Evenings are a flurry of cooking, straightening up, throwing laundry in some sort of machine that always seems to break or leak or both, pulling laundry out of a dryer, sorting through piles of clothes that you had folded and sorted yesterday, but have since been demolished and reorganized somehow on the floor or the top of the dryer, and driving teenagers places.

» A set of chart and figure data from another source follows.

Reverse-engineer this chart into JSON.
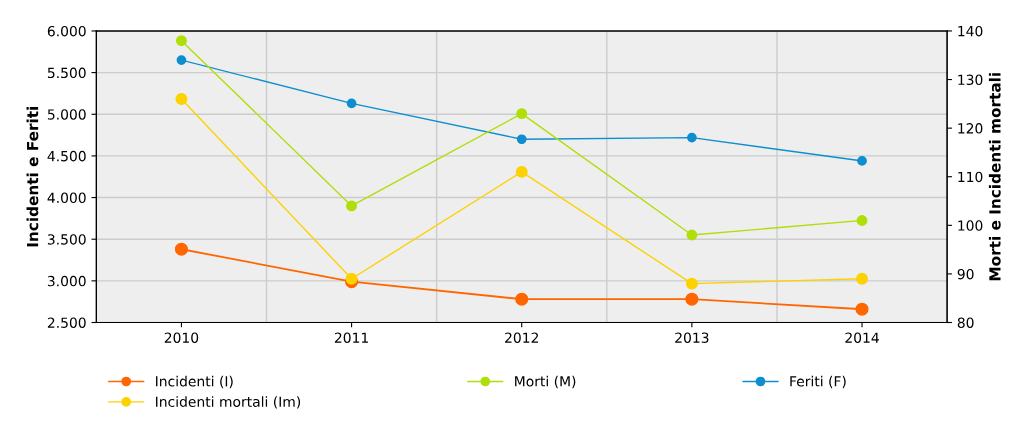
{
  "chart_data": {
    "type": "line",
    "ylabel": "Incidenti e Feriti",
    "y2label": "Morti e Incidenti mortali",
    "categories": [
      "2010",
      "2011",
      "2012",
      "2013",
      "2014"
    ],
    "series": [
      {
        "name": "Incidenti (I)",
        "color": "#ff6600",
        "values": [
          3380,
          2990,
          2780,
          2780,
          2660
        ]
      },
      {
        "name": "Incidenti mortali (Im)",
        "color": "#fcd202",
        "axis": "y2",
        "values": [
          126,
          89,
          111,
          88,
          89
        ]
      },
      {
        "name": "Morti (M)",
        "color": "#b0de09",
        "axis": "y2",
        "values": [
          138,
          104,
          123,
          98,
          101
        ]
      },
      {
        "name": "Feriti (F)",
        "color": "#0d8ecf",
        "values": [
          5650,
          5130,
          4700,
          4720,
          4440
        ]
      }
    ],
    "ylim": [
      2500,
      6000
    ],
    "yticks": [
      {
        "value": 2500,
        "label": "2.500"
      },
      {
        "value": 3000,
        "label": "3.000"
      },
      {
        "value": 3500,
        "label": "3.500"
      },
      {
        "value": 4000,
        "label": "4.000"
      },
      {
        "value": 4500,
        "label": "4.500"
      },
      {
        "value": 5000,
        "label": "5.000"
      },
      {
        "value": 5500,
        "label": "5.500"
      },
      {
        "value": 6000,
        "label": "6.000"
      }
    ],
    "y2lim": [
      80,
      140
    ],
    "y2ticks": [
      80,
      90,
      100,
      110,
      120,
      130,
      140
    ],
    "grid": true,
    "legend": "bottom",
    "marker": "circle",
    "line_style": "solid"
  }
}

Let's talk about the driving. It NEVER ends. The amount of driving you do with teenagers is unfathomable. It requires its own scientific formula to appropriately demonstrate the disproportionate amount of driving to the hours in an evening. In fact, I believe wholeheartedly that the amount of driving a parent of one teenager does is scientifically impossible. I think the time spent driving a teenager around is actually GREATER than the amount of actual time present that evening. Add extra teenagers and the issue becomes a conundrum wrapped in an enigma sheathed in a perplexity. How is it possible? I'd love some Theoretical Physics major to tackle that one, please.

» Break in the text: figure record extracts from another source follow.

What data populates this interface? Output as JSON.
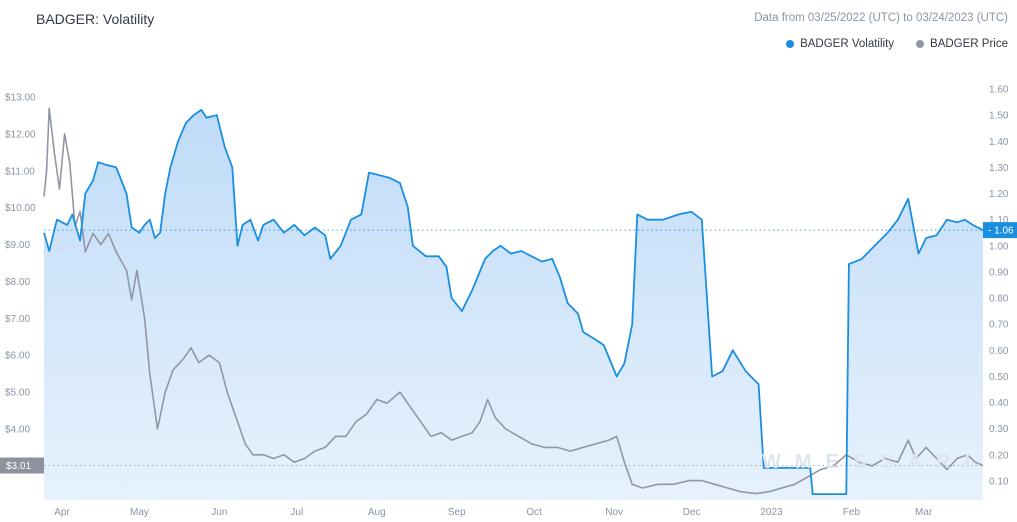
{
  "header": {
    "title": "BADGER: Volatility",
    "range_note": "Data from 03/25/2022 (UTC) to 03/24/2023 (UTC)"
  },
  "legend": {
    "volatility_label": "BADGER Volatility",
    "price_label": "BADGER Price"
  },
  "watermark": "WMESSARI",
  "colors": {
    "volatility": "#1a8fe0",
    "volatility_fill_top": "#bcd9f7",
    "volatility_fill_bottom": "#e4f0fd",
    "price": "#9196a4",
    "axis_text": "#8a95a5"
  },
  "chart_data": {
    "type": "line",
    "title": "BADGER: Volatility",
    "x_tick_labels": [
      "Apr",
      "May",
      "Jun",
      "Jul",
      "Aug",
      "Sep",
      "Oct",
      "Nov",
      "Dec",
      "2023",
      "Feb",
      "Mar"
    ],
    "x_range": [
      "2022-03-25",
      "2023-03-24"
    ],
    "left_axis": {
      "ticks": [
        "$4.00",
        "$5.00",
        "$6.00",
        "$7.00",
        "$8.00",
        "$9.00",
        "$10.00",
        "$11.00",
        "$12.00",
        "$13.00"
      ],
      "range": [
        2.1,
        13.25
      ]
    },
    "right_axis": {
      "ticks": [
        "0.10",
        "0.20",
        "0.30",
        "0.40",
        "0.50",
        "0.60",
        "0.70",
        "0.80",
        "0.90",
        "1.00",
        "1.10",
        "1.20",
        "1.30",
        "1.40",
        "1.50",
        "1.60"
      ],
      "range": [
        0.0,
        1.64
      ]
    },
    "current_price_label": "$3.01",
    "current_price_value": 3.01,
    "current_volatility_label": "1.06",
    "current_volatility_value": 1.06,
    "series": [
      {
        "name": "BADGER Volatility",
        "axis": "right",
        "style": "area",
        "points": [
          [
            "2022-03-25",
            1.05
          ],
          [
            "2022-03-27",
            0.98
          ],
          [
            "2022-03-30",
            1.1
          ],
          [
            "2022-04-03",
            1.08
          ],
          [
            "2022-04-05",
            1.12
          ],
          [
            "2022-04-08",
            1.02
          ],
          [
            "2022-04-10",
            1.2
          ],
          [
            "2022-04-13",
            1.25
          ],
          [
            "2022-04-15",
            1.32
          ],
          [
            "2022-04-18",
            1.31
          ],
          [
            "2022-04-22",
            1.3
          ],
          [
            "2022-04-26",
            1.2
          ],
          [
            "2022-04-28",
            1.07
          ],
          [
            "2022-05-01",
            1.05
          ],
          [
            "2022-05-03",
            1.08
          ],
          [
            "2022-05-05",
            1.1
          ],
          [
            "2022-05-07",
            1.03
          ],
          [
            "2022-05-09",
            1.05
          ],
          [
            "2022-05-11",
            1.2
          ],
          [
            "2022-05-13",
            1.3
          ],
          [
            "2022-05-16",
            1.4
          ],
          [
            "2022-05-19",
            1.47
          ],
          [
            "2022-05-22",
            1.5
          ],
          [
            "2022-05-25",
            1.52
          ],
          [
            "2022-05-27",
            1.49
          ],
          [
            "2022-05-31",
            1.5
          ],
          [
            "2022-06-03",
            1.38
          ],
          [
            "2022-06-06",
            1.3
          ],
          [
            "2022-06-08",
            1.0
          ],
          [
            "2022-06-10",
            1.08
          ],
          [
            "2022-06-13",
            1.1
          ],
          [
            "2022-06-16",
            1.02
          ],
          [
            "2022-06-18",
            1.08
          ],
          [
            "2022-06-22",
            1.1
          ],
          [
            "2022-06-26",
            1.05
          ],
          [
            "2022-06-30",
            1.08
          ],
          [
            "2022-07-04",
            1.04
          ],
          [
            "2022-07-08",
            1.07
          ],
          [
            "2022-07-12",
            1.04
          ],
          [
            "2022-07-14",
            0.95
          ],
          [
            "2022-07-18",
            1.0
          ],
          [
            "2022-07-22",
            1.1
          ],
          [
            "2022-07-26",
            1.12
          ],
          [
            "2022-07-29",
            1.28
          ],
          [
            "2022-08-02",
            1.27
          ],
          [
            "2022-08-06",
            1.26
          ],
          [
            "2022-08-10",
            1.24
          ],
          [
            "2022-08-13",
            1.15
          ],
          [
            "2022-08-15",
            1.0
          ],
          [
            "2022-08-20",
            0.96
          ],
          [
            "2022-08-25",
            0.96
          ],
          [
            "2022-08-28",
            0.92
          ],
          [
            "2022-08-30",
            0.8
          ],
          [
            "2022-09-03",
            0.75
          ],
          [
            "2022-09-07",
            0.83
          ],
          [
            "2022-09-12",
            0.95
          ],
          [
            "2022-09-15",
            0.98
          ],
          [
            "2022-09-18",
            1.0
          ],
          [
            "2022-09-22",
            0.97
          ],
          [
            "2022-09-26",
            0.98
          ],
          [
            "2022-09-30",
            0.96
          ],
          [
            "2022-10-04",
            0.94
          ],
          [
            "2022-10-08",
            0.95
          ],
          [
            "2022-10-11",
            0.88
          ],
          [
            "2022-10-14",
            0.78
          ],
          [
            "2022-10-18",
            0.74
          ],
          [
            "2022-10-20",
            0.67
          ],
          [
            "2022-10-25",
            0.64
          ],
          [
            "2022-10-28",
            0.62
          ],
          [
            "2022-11-02",
            0.5
          ],
          [
            "2022-11-05",
            0.55
          ],
          [
            "2022-11-08",
            0.7
          ],
          [
            "2022-11-10",
            1.12
          ],
          [
            "2022-11-14",
            1.1
          ],
          [
            "2022-11-20",
            1.1
          ],
          [
            "2022-11-26",
            1.12
          ],
          [
            "2022-12-01",
            1.13
          ],
          [
            "2022-12-05",
            1.1
          ],
          [
            "2022-12-07",
            0.8
          ],
          [
            "2022-12-09",
            0.5
          ],
          [
            "2022-12-13",
            0.52
          ],
          [
            "2022-12-17",
            0.6
          ],
          [
            "2022-12-22",
            0.52
          ],
          [
            "2022-12-27",
            0.47
          ],
          [
            "2022-12-29",
            0.15
          ],
          [
            "2023-01-05",
            0.15
          ],
          [
            "2023-01-16",
            0.15
          ],
          [
            "2023-01-17",
            0.05
          ],
          [
            "2023-01-30",
            0.05
          ],
          [
            "2023-01-31",
            0.93
          ],
          [
            "2023-02-05",
            0.95
          ],
          [
            "2023-02-10",
            1.0
          ],
          [
            "2023-02-15",
            1.05
          ],
          [
            "2023-02-19",
            1.1
          ],
          [
            "2023-02-23",
            1.18
          ],
          [
            "2023-02-27",
            0.97
          ],
          [
            "2023-03-02",
            1.03
          ],
          [
            "2023-03-06",
            1.04
          ],
          [
            "2023-03-10",
            1.1
          ],
          [
            "2023-03-14",
            1.09
          ],
          [
            "2023-03-17",
            1.1
          ],
          [
            "2023-03-20",
            1.08
          ],
          [
            "2023-03-24",
            1.06
          ]
        ]
      },
      {
        "name": "BADGER Price",
        "axis": "left",
        "style": "line",
        "points": [
          [
            "2022-03-25",
            10.3
          ],
          [
            "2022-03-26",
            11.0
          ],
          [
            "2022-03-27",
            12.7
          ],
          [
            "2022-03-29",
            11.5
          ],
          [
            "2022-03-31",
            10.5
          ],
          [
            "2022-04-02",
            12.0
          ],
          [
            "2022-04-04",
            11.2
          ],
          [
            "2022-04-06",
            9.5
          ],
          [
            "2022-04-08",
            9.9
          ],
          [
            "2022-04-10",
            8.8
          ],
          [
            "2022-04-13",
            9.3
          ],
          [
            "2022-04-16",
            9.0
          ],
          [
            "2022-04-19",
            9.3
          ],
          [
            "2022-04-22",
            8.8
          ],
          [
            "2022-04-26",
            8.3
          ],
          [
            "2022-04-28",
            7.5
          ],
          [
            "2022-04-30",
            8.3
          ],
          [
            "2022-05-03",
            7.0
          ],
          [
            "2022-05-05",
            5.5
          ],
          [
            "2022-05-08",
            4.0
          ],
          [
            "2022-05-11",
            5.0
          ],
          [
            "2022-05-14",
            5.6
          ],
          [
            "2022-05-18",
            5.9
          ],
          [
            "2022-05-21",
            6.2
          ],
          [
            "2022-05-24",
            5.8
          ],
          [
            "2022-05-28",
            6.0
          ],
          [
            "2022-06-01",
            5.8
          ],
          [
            "2022-06-04",
            5.0
          ],
          [
            "2022-06-08",
            4.2
          ],
          [
            "2022-06-11",
            3.6
          ],
          [
            "2022-06-14",
            3.3
          ],
          [
            "2022-06-18",
            3.3
          ],
          [
            "2022-06-22",
            3.2
          ],
          [
            "2022-06-26",
            3.3
          ],
          [
            "2022-06-30",
            3.1
          ],
          [
            "2022-07-04",
            3.2
          ],
          [
            "2022-07-08",
            3.4
          ],
          [
            "2022-07-12",
            3.5
          ],
          [
            "2022-07-16",
            3.8
          ],
          [
            "2022-07-20",
            3.8
          ],
          [
            "2022-07-24",
            4.2
          ],
          [
            "2022-07-28",
            4.4
          ],
          [
            "2022-08-01",
            4.8
          ],
          [
            "2022-08-05",
            4.7
          ],
          [
            "2022-08-10",
            5.0
          ],
          [
            "2022-08-14",
            4.6
          ],
          [
            "2022-08-18",
            4.2
          ],
          [
            "2022-08-22",
            3.8
          ],
          [
            "2022-08-26",
            3.9
          ],
          [
            "2022-08-30",
            3.7
          ],
          [
            "2022-09-03",
            3.8
          ],
          [
            "2022-09-07",
            3.9
          ],
          [
            "2022-09-10",
            4.2
          ],
          [
            "2022-09-13",
            4.8
          ],
          [
            "2022-09-16",
            4.3
          ],
          [
            "2022-09-20",
            4.0
          ],
          [
            "2022-09-25",
            3.8
          ],
          [
            "2022-09-30",
            3.6
          ],
          [
            "2022-10-05",
            3.5
          ],
          [
            "2022-10-10",
            3.5
          ],
          [
            "2022-10-15",
            3.4
          ],
          [
            "2022-10-20",
            3.5
          ],
          [
            "2022-10-25",
            3.6
          ],
          [
            "2022-10-30",
            3.7
          ],
          [
            "2022-11-02",
            3.8
          ],
          [
            "2022-11-05",
            3.1
          ],
          [
            "2022-11-08",
            2.5
          ],
          [
            "2022-11-12",
            2.4
          ],
          [
            "2022-11-18",
            2.5
          ],
          [
            "2022-11-24",
            2.5
          ],
          [
            "2022-11-30",
            2.6
          ],
          [
            "2022-12-05",
            2.6
          ],
          [
            "2022-12-10",
            2.5
          ],
          [
            "2022-12-15",
            2.4
          ],
          [
            "2022-12-20",
            2.3
          ],
          [
            "2022-12-26",
            2.25
          ],
          [
            "2022-12-31",
            2.3
          ],
          [
            "2023-01-05",
            2.4
          ],
          [
            "2023-01-10",
            2.5
          ],
          [
            "2023-01-15",
            2.7
          ],
          [
            "2023-01-20",
            2.9
          ],
          [
            "2023-01-25",
            3.0
          ],
          [
            "2023-01-30",
            3.3
          ],
          [
            "2023-02-04",
            3.1
          ],
          [
            "2023-02-09",
            3.0
          ],
          [
            "2023-02-14",
            3.2
          ],
          [
            "2023-02-19",
            3.1
          ],
          [
            "2023-02-23",
            3.7
          ],
          [
            "2023-02-26",
            3.2
          ],
          [
            "2023-03-02",
            3.5
          ],
          [
            "2023-03-06",
            3.2
          ],
          [
            "2023-03-10",
            2.9
          ],
          [
            "2023-03-14",
            3.2
          ],
          [
            "2023-03-18",
            3.3
          ],
          [
            "2023-03-21",
            3.1
          ],
          [
            "2023-03-24",
            3.01
          ]
        ]
      }
    ],
    "reference_lines": [
      {
        "axis": "right",
        "value": 1.06,
        "style": "dotted",
        "color": "#1a8fe0"
      },
      {
        "axis": "left",
        "value": 3.01,
        "style": "dotted",
        "color": "#9196a4"
      }
    ],
    "grid": false,
    "legend_position": "top-right"
  }
}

Ultimately there's the money lending. I 'use' lending loosely. Lending is something libraries do, with the expectation they'll be getting their books back. What parents of teenagers do is more akin to what Jesse James did to banks and trains. "Hey dad, how's about spotting me a Hamilton?" really translates to: "If you don't loan me twenty dollars, I'll park in front of your spot in the garage so you can't get out, invite Smelly Melly over for dinner every night this week, grow my hair over my eyes, turn my amp up two numbers when I'm 'practicing', and mess with the internet so only those of us under 25 will know how to get online." Here, take the twenty and leave everything else alone, for God's sake!
I know all this sounds like a lot of gloom and doom. But please remember that all of that just concerns raising teenagers. That stuff happens all over the country, every day of the year. Poor parents are succumbing to the onslaught of teenage-dom even as I write! So what's the answer? How do you SURVIVE teenagehood?

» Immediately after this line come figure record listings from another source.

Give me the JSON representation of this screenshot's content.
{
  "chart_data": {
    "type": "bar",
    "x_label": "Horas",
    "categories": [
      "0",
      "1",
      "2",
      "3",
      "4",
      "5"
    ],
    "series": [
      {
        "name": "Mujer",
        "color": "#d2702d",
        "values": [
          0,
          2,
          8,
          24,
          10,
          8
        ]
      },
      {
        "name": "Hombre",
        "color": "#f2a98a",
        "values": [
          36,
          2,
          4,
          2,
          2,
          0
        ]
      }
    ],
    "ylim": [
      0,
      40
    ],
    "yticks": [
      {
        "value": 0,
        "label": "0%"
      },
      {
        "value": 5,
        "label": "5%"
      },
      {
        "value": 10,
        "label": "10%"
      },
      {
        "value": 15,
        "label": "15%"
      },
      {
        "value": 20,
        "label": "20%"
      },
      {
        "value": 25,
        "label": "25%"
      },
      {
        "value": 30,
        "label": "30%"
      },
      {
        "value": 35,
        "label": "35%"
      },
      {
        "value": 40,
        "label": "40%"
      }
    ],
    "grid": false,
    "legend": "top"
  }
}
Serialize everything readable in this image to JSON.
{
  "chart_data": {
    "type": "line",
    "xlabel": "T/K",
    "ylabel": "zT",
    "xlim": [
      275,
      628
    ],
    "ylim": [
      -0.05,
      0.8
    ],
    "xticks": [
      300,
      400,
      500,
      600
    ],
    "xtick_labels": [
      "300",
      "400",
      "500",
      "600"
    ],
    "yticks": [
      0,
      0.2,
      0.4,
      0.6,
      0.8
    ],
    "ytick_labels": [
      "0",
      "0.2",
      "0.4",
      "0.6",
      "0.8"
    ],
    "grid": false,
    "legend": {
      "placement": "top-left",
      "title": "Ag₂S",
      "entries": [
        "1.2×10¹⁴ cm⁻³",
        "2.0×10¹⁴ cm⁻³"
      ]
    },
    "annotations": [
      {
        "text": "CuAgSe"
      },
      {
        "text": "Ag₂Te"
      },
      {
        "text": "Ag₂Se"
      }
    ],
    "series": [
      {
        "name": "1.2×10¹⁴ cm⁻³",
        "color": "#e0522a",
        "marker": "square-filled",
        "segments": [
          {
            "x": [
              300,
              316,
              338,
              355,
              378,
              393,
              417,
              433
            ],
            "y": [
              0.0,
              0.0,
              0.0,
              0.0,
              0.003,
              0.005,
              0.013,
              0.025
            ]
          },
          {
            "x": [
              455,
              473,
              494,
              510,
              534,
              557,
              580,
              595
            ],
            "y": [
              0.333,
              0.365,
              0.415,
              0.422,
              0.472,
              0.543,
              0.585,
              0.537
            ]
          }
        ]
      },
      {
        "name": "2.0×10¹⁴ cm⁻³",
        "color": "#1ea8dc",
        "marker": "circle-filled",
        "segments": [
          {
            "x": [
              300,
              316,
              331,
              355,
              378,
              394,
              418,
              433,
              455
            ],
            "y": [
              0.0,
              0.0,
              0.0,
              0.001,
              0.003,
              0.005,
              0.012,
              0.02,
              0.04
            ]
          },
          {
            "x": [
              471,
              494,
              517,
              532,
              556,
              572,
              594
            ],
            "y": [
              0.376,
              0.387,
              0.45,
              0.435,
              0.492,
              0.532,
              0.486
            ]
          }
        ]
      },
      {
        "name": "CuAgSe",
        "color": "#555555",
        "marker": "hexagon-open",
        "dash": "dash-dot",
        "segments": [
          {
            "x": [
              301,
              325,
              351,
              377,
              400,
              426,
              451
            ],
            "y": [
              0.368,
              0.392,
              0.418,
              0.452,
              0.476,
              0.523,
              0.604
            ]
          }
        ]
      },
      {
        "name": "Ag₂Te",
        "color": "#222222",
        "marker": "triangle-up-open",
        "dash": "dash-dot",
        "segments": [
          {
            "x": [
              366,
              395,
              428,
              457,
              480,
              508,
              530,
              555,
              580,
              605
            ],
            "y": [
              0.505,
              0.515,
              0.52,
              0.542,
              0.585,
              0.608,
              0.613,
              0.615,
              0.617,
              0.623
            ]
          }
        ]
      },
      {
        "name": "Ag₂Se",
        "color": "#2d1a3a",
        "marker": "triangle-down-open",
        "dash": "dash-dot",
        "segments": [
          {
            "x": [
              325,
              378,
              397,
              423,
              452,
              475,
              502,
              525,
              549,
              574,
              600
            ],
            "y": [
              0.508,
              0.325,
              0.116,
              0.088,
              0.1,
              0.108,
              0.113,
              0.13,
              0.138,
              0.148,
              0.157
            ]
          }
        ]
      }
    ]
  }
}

Easy. The answer is FOOD MAINTENANCE. Yes, you'll have to spend most of your second mortgage on frozen and carbonated food and drink items. That's been clearly delineated earlier. But I'm not talking about food maintenance for your teenagers. The secret to surviving life with your teenagers is taking control of your own food maintenance. I have discovered the secret, the Fountain of Eternal Parental Happiness. YOU MUST CHOOSE FOODS TO EAT THAT YOU AND ONLY YOU COULD EVER POSSIBLY ENJOY! Stop buying Frosted Flakes and expecting to ever eat a bowl of them. Think 'BRAN'. Teenagers are allergic to it; and with enough sugar (that you'll have to hide in your sock drawer) even bran is edible. I hope you've given up your youthful desires for pizzas containing typical pizza toppings like pepperoni, sausage, and extra cheese. Those delicacies will never make it past the gluttonous, ever-chomping jowels of your 14 year old. Choose instead those toppings despised by anyone under middle age, or perhaps vegans: artichokes, capers, leeks, and goat cheese. With enough practice and Beano, you'll learn to love those toppings that you once thought inedible. And finally, forget about ever making it to the fridge and finding a Hunt's Snack Pack of chocolate pudding for yourself. Tapioca is the key! Those little pearls of adult goodness send teenagers running for the Quick Trip.
So, hold your heads high, parents of teenagers. The secret is revealed: Dogs love it! They'll eat anything. And so can you.